Но вскоре Туманов вернулся в Вильну, т. к. было образовано Варшавское генерал-губернаторство и на эту должность назначен из Ставки генерал Енгалычев. При нем формировалась военная канцелярия и я перешел в его распоряжение.
Жизнь в Варшаве била ключем. Театры, рестораны, цукерни были полны народу. Было много приезжих и не чувствовалось, что в 50-ти верстах от города начинается уже фронт.
Работы у меня было много, т. к. Начальник канцелярии полковник Олсуфьев, бывший раньше адъютантом у генерала Скалона и знавший поэтому хорошо Варшаву, сопровождал всегда в поездках Генерал-губернатора, а всю работу по канцелярии взвалил на меня.
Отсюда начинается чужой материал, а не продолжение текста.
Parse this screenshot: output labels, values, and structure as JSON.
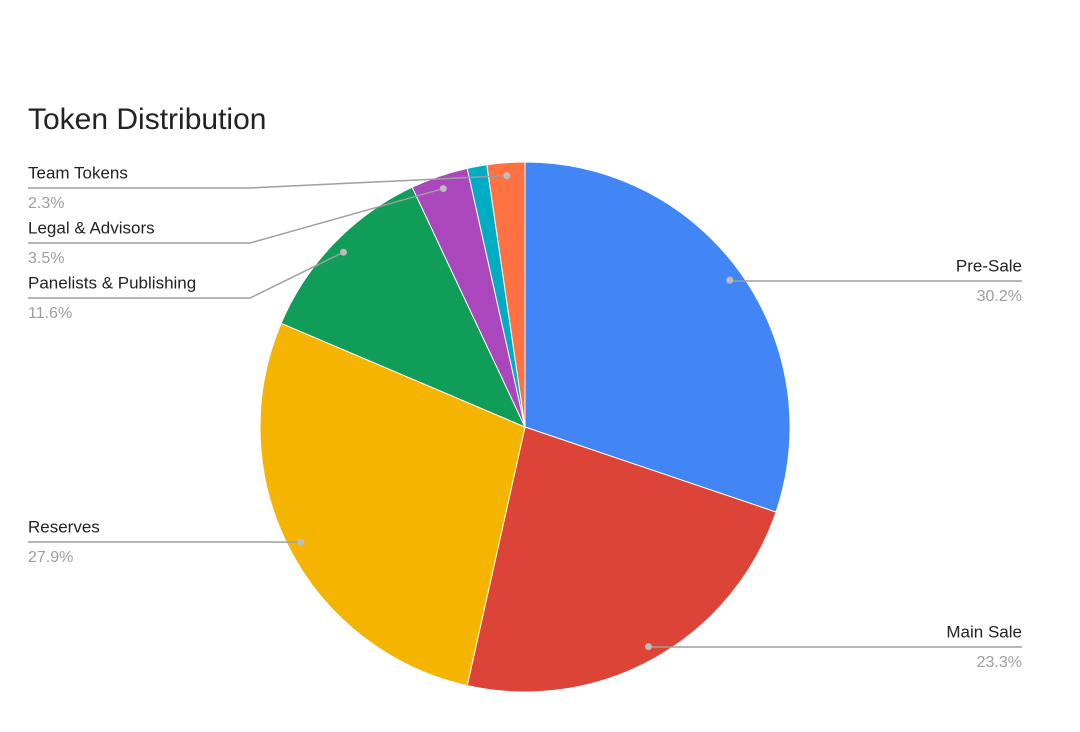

В канцелярии, которая помещалась в Уездовском замке, у нас толпилось всегда много народу, получавшего разрешения для поездки на фронт. Среди этой публики бывали очень интересные личности.
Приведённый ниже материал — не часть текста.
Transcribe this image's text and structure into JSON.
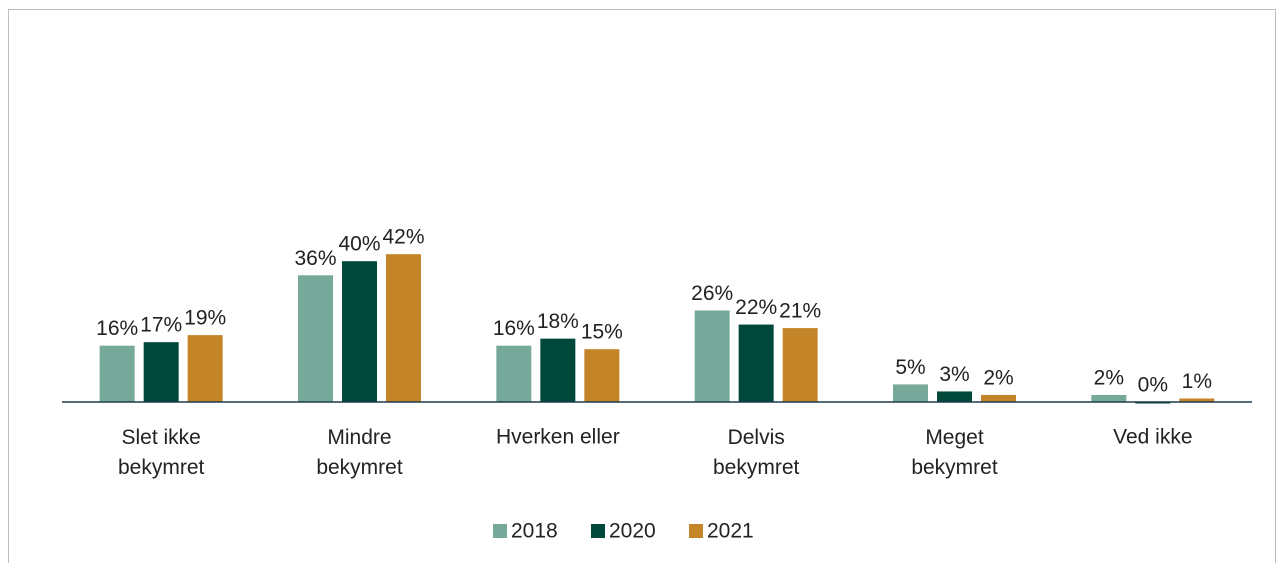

Вспоминается живой и энергичный монархист Пуришкевич, бегавший по комнате из угла в угол со стеком в руке и декламировавший свои остроумные, на злобу дня, стихи. Одни из них, по случаю закрытия Ген. — губернатором публичных домов, когда проститутки, прикрывшись косынками сестер милосердия, шныряли по улицам Варшавы, были настолько удачны, что я их сразу запомнил. Вот этот перл:
«Дома публичные закрыты
Б-ей в Варшаве не найти,
Прикрыв косынкою ланиты
Они на избранном пути.
Все рвутся в сестры, ждут повязки
Разводят всюду трипера
Дают за штык, дают за каски
Подчас дают и за кивера».
Но второй куплет настолько нецензурен, что об нем умалчиваю.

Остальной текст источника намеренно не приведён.